Another example: On a business trip to Japan a few years ago, I went shopping for family gifts in the Ginza district. In the store where I bought some items, there was one person to help you pick it out, then a cashier, a wrapper-upper, a bagger, and then a greeter/goodbye-er person. It seemed excessive even then, and that was long before the Crash of 2008. I work part-time in a store right now, and guess what — should we be lucky enough to have a paying customer in the flesh, I serve all of the above functions, and more.
I also worked for a movie studio for a long time, and our entire department was deemed “makework” by the new muckymuck who hated anything the previous muckymuck did. All of the jobs were internal public relations functions, a job category David Graeber specifically mentions. And guess what – we all lost those jobs, eventually, they really did just go away.

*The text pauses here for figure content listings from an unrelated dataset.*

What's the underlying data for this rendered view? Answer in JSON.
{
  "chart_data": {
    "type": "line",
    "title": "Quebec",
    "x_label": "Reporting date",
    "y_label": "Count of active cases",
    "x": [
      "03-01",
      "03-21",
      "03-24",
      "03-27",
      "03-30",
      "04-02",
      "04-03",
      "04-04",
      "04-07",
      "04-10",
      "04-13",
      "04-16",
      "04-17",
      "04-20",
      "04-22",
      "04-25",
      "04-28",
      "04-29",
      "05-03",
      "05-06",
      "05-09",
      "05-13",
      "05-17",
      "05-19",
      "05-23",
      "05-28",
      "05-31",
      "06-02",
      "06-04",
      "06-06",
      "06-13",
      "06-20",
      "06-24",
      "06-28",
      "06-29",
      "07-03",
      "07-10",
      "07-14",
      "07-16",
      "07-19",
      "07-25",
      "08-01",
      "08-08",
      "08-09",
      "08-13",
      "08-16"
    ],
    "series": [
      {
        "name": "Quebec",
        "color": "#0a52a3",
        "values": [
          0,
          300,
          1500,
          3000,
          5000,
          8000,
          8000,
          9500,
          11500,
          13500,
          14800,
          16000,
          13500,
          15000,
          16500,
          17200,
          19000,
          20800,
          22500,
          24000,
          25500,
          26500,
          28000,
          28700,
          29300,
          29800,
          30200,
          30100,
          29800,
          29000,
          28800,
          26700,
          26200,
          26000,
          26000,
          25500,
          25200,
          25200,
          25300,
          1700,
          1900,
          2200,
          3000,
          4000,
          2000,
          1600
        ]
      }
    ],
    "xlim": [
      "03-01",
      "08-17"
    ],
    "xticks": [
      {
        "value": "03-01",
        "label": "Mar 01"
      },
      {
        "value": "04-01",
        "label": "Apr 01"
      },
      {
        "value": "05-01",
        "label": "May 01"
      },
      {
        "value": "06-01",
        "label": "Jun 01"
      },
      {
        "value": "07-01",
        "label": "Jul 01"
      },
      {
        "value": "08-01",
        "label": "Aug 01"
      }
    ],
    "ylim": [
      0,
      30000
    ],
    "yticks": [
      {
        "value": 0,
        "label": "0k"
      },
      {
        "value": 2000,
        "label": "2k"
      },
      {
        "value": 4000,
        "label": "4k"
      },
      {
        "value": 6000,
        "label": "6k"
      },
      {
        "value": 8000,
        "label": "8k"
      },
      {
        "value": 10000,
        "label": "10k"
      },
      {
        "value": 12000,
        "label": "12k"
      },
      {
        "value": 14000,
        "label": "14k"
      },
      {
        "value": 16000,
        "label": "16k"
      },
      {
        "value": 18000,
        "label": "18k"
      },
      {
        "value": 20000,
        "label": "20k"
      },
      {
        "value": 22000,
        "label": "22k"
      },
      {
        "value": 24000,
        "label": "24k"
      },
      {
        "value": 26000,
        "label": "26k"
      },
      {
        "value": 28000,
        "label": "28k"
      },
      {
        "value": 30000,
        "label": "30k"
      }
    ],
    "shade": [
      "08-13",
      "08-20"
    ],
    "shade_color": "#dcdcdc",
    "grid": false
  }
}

So it’s all interesting. I do remember being in grade school in the 1960s where we were promised a future of almost unending leisure, as the automated world would open up life for so many people in a way never seen before. Europe largely chose to invest such wealth into creating that kind of a world for its citizens; here in the U.S. the powers that be decided they needed to have all the money and so the 99% would be required to work even harder than ever. I suspect that will change, one way or the other.
What do you think? Would you rather live in a world (like the author of this piece says, totally possible with today’s technology) where people only have to work 3-4 hours a day for survival, or do you like it as it is? This is mainly a political question. Does the thought of all that free time excite you, or does it scare you?